Barclays Puts Buyback On Hold Amid Fallout From Trading Error

Barclays put share buyback plans on hold pending discussions with U.S. regulators over a possible restatement of its 2021 earnings following a trading blunder, overshadowing a better than expected first quarter profit performance.

The British bank disclosed last month it had exceeded a U.S. limit on sales of structured products, triggering fresh provisions and regulatory scrutiny.

"Barclays remains committed to the share buyback programme and the intention would be to launch it as soon as practicable following resolution of filing requirements being reached with the SEC," the bank said on Thursday.
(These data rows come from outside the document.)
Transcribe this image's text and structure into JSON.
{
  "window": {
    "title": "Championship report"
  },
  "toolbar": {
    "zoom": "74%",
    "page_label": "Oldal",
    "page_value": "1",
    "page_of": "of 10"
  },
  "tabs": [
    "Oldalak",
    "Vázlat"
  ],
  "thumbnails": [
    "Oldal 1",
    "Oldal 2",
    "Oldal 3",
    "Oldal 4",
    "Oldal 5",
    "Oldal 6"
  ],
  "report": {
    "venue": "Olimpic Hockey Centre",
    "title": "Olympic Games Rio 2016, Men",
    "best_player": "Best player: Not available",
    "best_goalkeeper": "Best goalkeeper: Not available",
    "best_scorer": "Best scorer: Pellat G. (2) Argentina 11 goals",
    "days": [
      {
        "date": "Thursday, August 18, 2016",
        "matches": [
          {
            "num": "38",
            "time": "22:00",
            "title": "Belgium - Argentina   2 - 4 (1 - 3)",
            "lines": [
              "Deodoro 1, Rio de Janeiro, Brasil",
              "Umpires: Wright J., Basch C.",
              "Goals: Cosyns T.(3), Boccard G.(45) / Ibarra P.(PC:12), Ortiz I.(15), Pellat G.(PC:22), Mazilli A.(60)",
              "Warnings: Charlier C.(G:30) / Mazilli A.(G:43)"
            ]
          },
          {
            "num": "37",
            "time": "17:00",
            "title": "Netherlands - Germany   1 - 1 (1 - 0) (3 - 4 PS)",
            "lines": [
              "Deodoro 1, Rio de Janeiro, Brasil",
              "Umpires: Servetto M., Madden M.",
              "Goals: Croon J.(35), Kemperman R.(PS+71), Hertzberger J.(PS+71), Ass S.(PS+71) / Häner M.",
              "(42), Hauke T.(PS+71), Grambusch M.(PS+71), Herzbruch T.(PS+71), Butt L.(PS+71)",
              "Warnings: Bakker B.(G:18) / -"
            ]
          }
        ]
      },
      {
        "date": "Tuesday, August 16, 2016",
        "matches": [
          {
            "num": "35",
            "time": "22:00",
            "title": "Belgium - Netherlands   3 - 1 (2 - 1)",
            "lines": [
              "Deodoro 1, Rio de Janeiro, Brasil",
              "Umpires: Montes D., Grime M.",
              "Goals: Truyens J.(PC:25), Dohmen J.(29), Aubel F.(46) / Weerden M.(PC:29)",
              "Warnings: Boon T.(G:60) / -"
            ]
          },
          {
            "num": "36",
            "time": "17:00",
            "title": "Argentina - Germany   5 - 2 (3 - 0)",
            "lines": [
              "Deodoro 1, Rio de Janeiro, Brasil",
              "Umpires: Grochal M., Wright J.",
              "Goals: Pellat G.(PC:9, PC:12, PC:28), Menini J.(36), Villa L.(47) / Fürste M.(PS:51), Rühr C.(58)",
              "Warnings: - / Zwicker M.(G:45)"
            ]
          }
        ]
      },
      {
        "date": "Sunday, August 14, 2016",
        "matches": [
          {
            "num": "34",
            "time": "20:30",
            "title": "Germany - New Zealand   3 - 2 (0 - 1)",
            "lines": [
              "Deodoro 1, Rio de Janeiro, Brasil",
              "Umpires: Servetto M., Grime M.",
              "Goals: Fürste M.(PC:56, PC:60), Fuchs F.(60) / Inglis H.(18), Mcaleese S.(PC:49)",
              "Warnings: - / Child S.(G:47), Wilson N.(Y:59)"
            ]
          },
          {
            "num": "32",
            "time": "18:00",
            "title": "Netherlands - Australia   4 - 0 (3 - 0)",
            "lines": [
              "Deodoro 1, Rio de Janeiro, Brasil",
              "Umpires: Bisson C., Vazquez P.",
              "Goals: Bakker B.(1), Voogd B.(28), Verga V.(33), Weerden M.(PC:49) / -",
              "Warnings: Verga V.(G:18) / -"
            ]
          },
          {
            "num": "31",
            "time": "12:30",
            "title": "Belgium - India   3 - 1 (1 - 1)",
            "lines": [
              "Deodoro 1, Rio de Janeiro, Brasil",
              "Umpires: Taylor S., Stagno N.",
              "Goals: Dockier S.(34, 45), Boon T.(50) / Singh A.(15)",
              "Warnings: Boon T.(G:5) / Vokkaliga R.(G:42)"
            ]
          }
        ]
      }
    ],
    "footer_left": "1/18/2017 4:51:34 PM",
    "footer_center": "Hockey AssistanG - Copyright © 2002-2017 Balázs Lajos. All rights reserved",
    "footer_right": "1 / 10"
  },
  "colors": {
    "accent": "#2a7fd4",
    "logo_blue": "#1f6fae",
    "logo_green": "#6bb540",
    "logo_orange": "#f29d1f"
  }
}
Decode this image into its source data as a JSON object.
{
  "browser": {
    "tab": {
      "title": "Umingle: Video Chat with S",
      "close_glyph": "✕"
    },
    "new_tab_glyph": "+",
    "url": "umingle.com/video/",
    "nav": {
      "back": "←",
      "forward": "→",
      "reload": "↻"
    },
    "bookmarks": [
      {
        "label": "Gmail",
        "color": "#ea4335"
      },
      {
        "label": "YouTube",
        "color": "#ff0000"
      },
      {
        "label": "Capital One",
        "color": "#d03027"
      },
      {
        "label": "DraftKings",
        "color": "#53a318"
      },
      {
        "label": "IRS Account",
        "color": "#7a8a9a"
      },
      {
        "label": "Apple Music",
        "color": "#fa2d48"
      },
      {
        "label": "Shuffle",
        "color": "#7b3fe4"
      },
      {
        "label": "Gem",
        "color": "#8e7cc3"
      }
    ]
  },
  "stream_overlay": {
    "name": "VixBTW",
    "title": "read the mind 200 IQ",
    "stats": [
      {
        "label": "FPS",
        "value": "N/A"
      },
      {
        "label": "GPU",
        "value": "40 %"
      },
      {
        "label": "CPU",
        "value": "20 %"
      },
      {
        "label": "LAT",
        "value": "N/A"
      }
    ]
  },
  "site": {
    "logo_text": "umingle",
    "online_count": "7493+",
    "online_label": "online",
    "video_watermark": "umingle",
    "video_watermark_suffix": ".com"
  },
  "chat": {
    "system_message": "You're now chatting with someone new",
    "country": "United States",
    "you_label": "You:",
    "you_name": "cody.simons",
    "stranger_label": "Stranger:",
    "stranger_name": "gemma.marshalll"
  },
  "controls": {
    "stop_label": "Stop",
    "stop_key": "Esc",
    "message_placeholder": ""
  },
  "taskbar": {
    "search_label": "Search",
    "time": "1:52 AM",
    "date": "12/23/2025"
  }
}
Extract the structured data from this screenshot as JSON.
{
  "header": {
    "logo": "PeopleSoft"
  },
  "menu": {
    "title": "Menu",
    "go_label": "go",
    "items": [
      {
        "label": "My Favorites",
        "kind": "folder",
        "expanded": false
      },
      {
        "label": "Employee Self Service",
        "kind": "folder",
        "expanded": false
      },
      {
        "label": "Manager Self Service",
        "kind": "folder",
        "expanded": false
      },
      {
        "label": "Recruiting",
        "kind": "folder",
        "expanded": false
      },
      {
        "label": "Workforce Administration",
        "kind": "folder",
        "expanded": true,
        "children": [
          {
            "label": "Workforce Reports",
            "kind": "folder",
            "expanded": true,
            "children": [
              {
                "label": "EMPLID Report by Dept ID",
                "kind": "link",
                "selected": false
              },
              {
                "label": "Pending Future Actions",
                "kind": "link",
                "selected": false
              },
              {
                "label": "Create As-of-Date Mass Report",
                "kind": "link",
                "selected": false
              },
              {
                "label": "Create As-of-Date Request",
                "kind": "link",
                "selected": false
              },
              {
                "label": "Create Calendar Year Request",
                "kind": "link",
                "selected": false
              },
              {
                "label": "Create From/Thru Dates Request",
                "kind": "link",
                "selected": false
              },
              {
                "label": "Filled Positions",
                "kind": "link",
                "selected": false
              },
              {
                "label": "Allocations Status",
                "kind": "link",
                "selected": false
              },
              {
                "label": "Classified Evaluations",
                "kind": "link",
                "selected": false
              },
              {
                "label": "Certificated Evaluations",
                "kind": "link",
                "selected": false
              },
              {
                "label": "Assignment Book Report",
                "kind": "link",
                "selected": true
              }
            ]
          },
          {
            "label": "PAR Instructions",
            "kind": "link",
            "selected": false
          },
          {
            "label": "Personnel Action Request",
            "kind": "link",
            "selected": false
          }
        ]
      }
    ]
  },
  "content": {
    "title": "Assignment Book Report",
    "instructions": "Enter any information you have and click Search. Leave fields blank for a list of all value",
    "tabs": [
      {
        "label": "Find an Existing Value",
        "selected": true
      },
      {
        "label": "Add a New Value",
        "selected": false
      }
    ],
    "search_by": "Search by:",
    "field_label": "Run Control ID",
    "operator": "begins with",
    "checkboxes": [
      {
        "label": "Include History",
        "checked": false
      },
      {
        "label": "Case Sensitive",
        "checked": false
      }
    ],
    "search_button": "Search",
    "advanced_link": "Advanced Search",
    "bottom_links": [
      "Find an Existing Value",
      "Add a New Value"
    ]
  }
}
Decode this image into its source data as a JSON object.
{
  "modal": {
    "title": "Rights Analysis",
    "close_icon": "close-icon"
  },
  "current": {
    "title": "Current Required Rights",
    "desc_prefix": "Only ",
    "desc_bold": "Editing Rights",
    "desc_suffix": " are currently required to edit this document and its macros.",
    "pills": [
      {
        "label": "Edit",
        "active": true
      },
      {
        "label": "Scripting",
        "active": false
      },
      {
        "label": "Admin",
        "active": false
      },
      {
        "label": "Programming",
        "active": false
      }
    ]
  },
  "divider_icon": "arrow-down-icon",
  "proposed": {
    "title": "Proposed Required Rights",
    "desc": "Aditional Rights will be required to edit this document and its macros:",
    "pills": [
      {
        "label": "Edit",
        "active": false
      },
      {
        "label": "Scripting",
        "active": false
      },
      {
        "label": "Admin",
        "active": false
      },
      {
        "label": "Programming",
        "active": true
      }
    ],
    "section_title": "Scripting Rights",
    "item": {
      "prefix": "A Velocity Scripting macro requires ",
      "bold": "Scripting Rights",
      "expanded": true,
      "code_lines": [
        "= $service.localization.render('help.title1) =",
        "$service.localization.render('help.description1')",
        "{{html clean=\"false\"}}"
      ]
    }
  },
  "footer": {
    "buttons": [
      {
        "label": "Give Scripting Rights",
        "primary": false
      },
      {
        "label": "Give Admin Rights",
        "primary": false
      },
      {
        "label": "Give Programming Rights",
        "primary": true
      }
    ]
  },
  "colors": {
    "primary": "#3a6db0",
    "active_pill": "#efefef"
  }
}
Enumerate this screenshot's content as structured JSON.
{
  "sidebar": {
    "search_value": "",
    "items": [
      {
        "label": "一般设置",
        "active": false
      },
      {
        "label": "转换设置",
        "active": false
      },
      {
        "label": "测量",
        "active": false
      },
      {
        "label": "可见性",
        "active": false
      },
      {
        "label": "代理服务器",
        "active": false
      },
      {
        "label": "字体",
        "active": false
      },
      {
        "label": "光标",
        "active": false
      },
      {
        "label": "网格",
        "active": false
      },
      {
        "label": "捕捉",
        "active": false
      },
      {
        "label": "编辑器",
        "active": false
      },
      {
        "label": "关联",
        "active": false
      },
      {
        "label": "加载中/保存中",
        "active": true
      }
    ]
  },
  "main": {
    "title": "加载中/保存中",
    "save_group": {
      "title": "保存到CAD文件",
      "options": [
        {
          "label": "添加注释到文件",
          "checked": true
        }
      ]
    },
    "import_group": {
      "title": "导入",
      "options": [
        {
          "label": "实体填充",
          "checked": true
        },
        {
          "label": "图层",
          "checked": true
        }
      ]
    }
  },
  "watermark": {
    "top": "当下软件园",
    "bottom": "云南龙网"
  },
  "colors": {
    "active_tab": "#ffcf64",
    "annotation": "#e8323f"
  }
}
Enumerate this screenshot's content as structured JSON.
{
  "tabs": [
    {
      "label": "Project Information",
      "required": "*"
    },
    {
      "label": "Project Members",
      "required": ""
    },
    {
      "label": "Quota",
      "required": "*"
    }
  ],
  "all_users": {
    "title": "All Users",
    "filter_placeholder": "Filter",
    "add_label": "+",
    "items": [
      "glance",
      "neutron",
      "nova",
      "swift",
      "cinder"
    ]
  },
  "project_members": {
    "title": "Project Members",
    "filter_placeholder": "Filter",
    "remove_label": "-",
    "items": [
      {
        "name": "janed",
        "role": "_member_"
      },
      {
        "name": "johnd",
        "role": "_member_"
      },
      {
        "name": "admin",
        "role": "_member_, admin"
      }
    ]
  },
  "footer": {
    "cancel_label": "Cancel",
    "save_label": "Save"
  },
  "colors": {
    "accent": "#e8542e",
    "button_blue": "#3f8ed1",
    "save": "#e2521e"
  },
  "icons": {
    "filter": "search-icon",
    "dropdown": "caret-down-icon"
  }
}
The lender had previously said the 1 billion pound buyback would commence in the second quarter, after the mistake which involved U.S. structured products was disclosed.


Dealing with the fallout from the trading error poses an early problem for Chief Executive C.S. Venkatakrishnan, who took over following the shock exit of Jes Staley in November.

Staley left in the wake of a dispute with British financial regulators over how he described his ties with convicted sex offender Jeffrey Epstein.

Barclays disclosed it had been hit by more than 500 million pounds in litigation and conduct costs in the quarter, including a 320 million pound provision in its investment bank for the over-issuance mistake.

Barclays on Wednesday posted a profit before tax for the three months ended March of 2.2 billion pounds ($2.75 billion), above an average analyst forecast of 1.3 billion pounds and below the 2.4 billion pounds booked in the same period last year.

Its CET 1 ratio, a key indicator of financial strength, fell by 130 bps to 13.8%, largely due to a 14.7 billion pound rise in risk-weighed assets to 328.8 billion.